Background and Objectives: Investigators may have concerns that parents will not allow their children to participate in placebo-controlled trials (PCTs). The aim of the present study was to identify potential differences between parental perceptions in families who successfully completed (CO) a clinical trial compared with those who were noncompleters (NC). Patients and Methods: Parents of both CO and NC children enrolled in pediatric gastrointestinal studies performed in the previous year were eligible. NC were defined as those who were screen failures or treatment nonresponders or had adverse events. One hundred seven parents were identified and mailed a 26-item questionnaire eliciting perceptions regarding participation in research. Questionnaires were sent 6 months after participation in research ended. Results: Seventy-eight (69%) parents returned the survey.

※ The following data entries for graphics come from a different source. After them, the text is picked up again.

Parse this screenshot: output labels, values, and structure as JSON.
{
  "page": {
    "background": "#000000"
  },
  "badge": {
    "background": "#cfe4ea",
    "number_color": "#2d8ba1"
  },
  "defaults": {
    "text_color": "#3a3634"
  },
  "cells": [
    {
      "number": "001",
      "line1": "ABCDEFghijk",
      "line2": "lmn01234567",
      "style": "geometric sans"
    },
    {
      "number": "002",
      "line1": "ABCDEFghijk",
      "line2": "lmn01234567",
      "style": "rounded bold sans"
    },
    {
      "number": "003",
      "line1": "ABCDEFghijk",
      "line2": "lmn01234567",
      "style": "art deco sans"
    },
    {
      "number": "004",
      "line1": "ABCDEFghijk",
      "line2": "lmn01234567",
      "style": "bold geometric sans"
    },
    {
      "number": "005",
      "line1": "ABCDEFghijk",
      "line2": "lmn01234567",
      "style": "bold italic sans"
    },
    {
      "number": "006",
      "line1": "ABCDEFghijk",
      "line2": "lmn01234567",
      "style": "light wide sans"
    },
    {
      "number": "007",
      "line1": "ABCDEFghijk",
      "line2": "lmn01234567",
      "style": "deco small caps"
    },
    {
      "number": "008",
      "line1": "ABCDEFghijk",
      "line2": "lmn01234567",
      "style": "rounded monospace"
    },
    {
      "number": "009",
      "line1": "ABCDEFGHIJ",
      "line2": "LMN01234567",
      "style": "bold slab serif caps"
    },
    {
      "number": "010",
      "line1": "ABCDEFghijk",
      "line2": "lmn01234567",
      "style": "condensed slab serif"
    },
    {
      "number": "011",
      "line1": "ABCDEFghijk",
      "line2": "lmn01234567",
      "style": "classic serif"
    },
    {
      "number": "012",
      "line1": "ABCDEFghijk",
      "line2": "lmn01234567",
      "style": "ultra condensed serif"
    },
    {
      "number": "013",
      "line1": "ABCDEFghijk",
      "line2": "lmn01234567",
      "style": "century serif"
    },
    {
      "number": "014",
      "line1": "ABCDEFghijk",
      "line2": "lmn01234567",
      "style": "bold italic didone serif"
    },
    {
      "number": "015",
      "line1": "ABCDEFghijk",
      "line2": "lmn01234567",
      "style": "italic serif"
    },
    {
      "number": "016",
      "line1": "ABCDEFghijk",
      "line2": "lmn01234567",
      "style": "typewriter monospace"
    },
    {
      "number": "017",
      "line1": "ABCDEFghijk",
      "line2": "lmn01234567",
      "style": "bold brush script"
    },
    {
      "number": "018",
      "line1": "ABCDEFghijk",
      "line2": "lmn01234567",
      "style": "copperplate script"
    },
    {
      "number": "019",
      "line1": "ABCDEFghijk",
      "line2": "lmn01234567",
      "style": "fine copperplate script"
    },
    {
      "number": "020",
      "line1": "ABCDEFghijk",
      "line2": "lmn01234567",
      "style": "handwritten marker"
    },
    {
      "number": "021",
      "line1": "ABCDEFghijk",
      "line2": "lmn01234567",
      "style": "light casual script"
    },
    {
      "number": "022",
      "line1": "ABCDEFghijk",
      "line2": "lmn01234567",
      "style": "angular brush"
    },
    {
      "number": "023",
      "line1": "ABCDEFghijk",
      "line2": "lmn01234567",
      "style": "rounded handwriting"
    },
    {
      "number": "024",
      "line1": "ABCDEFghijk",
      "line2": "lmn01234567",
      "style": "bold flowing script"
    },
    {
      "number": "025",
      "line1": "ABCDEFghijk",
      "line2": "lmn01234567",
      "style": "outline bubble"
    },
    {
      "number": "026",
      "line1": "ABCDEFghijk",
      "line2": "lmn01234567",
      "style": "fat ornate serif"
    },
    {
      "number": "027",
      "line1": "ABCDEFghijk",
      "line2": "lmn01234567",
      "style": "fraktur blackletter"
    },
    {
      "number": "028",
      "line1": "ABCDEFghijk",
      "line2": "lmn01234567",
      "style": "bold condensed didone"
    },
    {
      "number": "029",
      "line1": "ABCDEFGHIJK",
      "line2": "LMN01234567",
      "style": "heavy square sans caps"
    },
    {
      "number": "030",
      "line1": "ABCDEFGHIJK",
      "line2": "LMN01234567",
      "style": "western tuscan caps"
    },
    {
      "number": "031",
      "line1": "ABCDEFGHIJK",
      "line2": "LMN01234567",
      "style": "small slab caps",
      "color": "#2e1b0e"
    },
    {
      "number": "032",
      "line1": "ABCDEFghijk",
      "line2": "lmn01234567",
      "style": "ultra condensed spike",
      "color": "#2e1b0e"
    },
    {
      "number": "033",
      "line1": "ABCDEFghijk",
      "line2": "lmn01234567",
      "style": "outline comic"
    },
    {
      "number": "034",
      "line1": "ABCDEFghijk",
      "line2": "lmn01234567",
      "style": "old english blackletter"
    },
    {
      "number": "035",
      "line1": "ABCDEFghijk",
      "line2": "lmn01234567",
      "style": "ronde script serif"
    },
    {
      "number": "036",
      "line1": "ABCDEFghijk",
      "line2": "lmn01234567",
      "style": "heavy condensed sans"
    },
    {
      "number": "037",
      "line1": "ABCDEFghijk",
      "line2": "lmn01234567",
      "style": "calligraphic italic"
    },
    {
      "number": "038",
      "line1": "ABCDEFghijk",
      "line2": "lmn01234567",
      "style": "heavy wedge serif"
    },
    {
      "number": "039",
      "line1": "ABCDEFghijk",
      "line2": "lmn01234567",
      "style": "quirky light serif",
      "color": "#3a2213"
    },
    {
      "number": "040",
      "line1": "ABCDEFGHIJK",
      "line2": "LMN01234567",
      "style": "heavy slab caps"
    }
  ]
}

Characteristics included maternal responders (98%), English as primary language (97%), and education beyond high school (85%). Five parents (4.7%) had children involved in previous research trials. There were no significant differences in responses found between CO (n = 49; 63%) and NC (n = 29; 37%) in regard to importance of research, perceptions of risk to child, benefits to child, and more attention in the study. Statistical significance was approached in regard to the comfort with the research team, with a greater portion of CO stating that the researcher put the parent at ease and the NC feeling less positive about the interaction (P = 0.05). Conclusions: A positive perception about participation in research is not stratified by successful completion of a PCT. These results should encourage investigators and institutional review boards that if properly designed and conducted, pediatric PCTs can result in a positive experience for parents.